Greer | 130 comments The slide show was also one of my favorite parts and central to what I got out of the book. Throughout the story, time beats up on the characters, and some of them don't make it (Rob, Rolph) or wind up quite broken (Jocelyn). Whereas Sasha is one of the survivors and gets a realistic version of a happy ending.

We know Drew knows about her past in Naples, so he loves and accepts her for who she is. She's managed to channel her kleptomania into producing art with found objects. She uses the scraps of their daily lives -- "She says they're precious because they're casual and meaningless. 'But they tell the whole story if you really look.'" Drew has trouble understanding Lincoln, but in the end we see that he helps Lincoln with those graphs for the pauses in the songs.

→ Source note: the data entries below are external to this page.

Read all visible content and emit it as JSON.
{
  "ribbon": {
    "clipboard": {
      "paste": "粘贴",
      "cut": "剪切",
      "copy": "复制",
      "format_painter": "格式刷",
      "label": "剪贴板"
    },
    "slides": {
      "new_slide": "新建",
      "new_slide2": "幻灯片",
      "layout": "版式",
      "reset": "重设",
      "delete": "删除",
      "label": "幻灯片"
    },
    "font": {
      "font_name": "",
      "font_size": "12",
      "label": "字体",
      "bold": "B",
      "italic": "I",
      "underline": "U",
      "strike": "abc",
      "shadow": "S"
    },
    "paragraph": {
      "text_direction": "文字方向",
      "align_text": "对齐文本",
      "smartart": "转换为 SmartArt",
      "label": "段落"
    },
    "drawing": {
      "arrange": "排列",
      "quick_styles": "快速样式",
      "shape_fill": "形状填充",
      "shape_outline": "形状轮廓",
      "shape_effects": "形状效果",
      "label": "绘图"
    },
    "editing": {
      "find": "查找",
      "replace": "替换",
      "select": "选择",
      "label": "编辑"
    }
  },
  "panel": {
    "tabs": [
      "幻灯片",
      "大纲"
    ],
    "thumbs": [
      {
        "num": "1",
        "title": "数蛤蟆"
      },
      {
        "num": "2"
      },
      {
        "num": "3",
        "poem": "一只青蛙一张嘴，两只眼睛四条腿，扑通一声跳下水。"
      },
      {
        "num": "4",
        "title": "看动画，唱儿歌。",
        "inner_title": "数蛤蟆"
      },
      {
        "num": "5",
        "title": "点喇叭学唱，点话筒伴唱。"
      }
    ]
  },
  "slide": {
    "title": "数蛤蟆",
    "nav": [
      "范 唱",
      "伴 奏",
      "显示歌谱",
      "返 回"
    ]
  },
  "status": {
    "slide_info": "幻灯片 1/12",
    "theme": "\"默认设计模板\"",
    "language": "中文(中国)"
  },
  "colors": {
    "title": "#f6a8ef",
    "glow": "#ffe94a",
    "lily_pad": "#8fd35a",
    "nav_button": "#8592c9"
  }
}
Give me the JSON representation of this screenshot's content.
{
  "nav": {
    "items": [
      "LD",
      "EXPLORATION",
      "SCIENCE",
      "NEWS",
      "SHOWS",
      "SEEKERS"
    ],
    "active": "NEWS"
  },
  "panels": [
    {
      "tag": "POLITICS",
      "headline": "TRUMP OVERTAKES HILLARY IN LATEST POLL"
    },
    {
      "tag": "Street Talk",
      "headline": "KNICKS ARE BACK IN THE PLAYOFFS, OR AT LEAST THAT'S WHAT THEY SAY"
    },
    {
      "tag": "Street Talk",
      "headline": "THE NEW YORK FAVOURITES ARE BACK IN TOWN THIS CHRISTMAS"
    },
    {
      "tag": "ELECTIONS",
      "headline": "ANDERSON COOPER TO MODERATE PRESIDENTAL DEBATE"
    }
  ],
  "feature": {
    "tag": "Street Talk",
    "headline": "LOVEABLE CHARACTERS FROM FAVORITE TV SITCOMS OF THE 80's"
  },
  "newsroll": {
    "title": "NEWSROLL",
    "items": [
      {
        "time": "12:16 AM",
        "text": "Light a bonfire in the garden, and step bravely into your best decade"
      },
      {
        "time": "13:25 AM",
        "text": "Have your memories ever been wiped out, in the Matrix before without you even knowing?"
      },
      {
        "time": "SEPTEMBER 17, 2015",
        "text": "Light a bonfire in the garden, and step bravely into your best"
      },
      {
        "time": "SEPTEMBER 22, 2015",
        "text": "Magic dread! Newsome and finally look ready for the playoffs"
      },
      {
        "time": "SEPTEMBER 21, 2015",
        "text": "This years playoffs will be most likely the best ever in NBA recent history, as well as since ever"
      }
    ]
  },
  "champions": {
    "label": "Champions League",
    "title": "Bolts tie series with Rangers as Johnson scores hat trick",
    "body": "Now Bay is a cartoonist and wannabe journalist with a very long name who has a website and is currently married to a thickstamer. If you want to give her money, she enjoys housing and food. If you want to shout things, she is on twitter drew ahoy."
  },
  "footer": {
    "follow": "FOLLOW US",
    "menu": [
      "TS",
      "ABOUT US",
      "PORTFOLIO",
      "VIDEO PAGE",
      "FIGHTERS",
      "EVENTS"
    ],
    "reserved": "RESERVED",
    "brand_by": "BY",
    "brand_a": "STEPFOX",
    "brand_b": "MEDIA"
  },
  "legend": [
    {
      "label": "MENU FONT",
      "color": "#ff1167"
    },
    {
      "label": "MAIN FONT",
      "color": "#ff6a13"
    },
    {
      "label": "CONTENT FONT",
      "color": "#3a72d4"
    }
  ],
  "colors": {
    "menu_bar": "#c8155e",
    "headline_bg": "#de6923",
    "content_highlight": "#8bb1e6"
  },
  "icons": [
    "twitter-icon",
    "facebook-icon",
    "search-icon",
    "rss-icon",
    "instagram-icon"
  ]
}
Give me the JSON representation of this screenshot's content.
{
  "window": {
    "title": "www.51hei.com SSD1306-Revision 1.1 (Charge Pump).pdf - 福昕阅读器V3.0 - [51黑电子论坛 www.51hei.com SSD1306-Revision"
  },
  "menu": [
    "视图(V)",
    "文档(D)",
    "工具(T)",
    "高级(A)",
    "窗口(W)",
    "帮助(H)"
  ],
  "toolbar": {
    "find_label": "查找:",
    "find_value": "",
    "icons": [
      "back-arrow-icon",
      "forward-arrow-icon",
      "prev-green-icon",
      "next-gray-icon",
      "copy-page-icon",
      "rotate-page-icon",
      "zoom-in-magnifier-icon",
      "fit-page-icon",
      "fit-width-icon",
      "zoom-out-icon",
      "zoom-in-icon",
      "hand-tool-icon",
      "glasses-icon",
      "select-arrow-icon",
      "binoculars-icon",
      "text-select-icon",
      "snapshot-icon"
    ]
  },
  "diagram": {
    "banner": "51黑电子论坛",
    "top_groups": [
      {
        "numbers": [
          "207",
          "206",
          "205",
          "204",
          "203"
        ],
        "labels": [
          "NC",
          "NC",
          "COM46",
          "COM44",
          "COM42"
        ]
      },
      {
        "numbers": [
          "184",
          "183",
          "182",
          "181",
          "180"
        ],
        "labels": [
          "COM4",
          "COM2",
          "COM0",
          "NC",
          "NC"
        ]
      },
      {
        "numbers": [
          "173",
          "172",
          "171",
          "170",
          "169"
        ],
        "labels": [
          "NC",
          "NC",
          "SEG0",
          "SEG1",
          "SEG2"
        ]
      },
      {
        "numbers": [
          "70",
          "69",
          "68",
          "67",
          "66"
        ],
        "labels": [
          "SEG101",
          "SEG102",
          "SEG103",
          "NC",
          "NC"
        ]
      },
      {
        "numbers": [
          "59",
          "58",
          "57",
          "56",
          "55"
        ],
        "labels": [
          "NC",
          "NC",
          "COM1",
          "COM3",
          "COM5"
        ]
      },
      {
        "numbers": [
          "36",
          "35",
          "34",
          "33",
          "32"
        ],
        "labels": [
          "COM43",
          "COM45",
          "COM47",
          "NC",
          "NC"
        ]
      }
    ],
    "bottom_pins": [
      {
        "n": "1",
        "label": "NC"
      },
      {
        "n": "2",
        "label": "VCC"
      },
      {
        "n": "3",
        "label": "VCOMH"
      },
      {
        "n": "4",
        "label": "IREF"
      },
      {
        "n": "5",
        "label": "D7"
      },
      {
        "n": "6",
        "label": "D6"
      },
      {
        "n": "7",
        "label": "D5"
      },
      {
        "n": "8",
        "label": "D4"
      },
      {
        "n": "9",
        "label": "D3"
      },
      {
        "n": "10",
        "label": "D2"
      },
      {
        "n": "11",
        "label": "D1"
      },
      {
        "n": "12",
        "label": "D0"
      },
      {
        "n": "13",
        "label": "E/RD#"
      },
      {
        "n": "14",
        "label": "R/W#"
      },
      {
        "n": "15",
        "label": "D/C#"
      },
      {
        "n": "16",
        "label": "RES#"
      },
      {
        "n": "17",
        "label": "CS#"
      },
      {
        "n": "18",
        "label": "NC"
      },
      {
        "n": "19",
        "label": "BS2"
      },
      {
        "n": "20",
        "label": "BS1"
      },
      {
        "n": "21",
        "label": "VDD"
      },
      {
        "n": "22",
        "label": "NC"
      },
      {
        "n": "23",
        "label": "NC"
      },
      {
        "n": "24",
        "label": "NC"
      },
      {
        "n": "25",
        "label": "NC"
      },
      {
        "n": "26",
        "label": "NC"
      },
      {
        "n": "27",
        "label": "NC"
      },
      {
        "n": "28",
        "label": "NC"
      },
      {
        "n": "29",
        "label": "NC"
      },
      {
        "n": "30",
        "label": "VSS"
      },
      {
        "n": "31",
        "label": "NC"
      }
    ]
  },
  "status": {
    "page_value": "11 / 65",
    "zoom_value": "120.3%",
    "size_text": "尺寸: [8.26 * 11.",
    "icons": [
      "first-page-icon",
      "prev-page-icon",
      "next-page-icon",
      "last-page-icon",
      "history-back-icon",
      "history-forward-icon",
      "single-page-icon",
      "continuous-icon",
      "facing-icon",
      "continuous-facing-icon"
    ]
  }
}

They don't always get along, or understand each other, but they have love. As Alison says in the slide show, "Living here all together was so sweet. Even when we fought."


message 9: by Ann D (new)

Ann D | 3939 comments I also read this book on my Kindle. I was traveling so I didn't have access to a computer. I did figure out that you can enlarge pictures on the Kindle, so I could at least read that part. Even with these limitations, I thought that chapter was really touching and got to the heart of a 12 year old girl, who is wise beyond her years. Sasha's family turned out more than all right, which can't be said about many characters in this book.

Now I have watched the slide show on my computer. in color and with sound - very cool.


message 10: by Ruth (new)

Ruth | 11170 comments I read this as a library book. I remember no mention of anything like a slide show, and I'm pretty sure I'd remember something as unusual as that.

Where can it be seen?


message 11: by Steve (new)

Steve Lindahl (slindahl) | 8 comments When I first read the Powerpoint chapter I thought the choice to write like a presentation was a gimmick. I had the same reaction to the short, almost dizzy style of writing Egan used in sections. But when I gave Egan's writing some more thought, I began to see the reasons she had for making the choices she made. The Powerpoint section showed a filtered, analytic attitude for the narrator (Bennie's daughter – I can't remember her name). And the sections with abrupt writing showed the unfocussed attitude of a drug culture. When I was done with the book I was loving her writing style.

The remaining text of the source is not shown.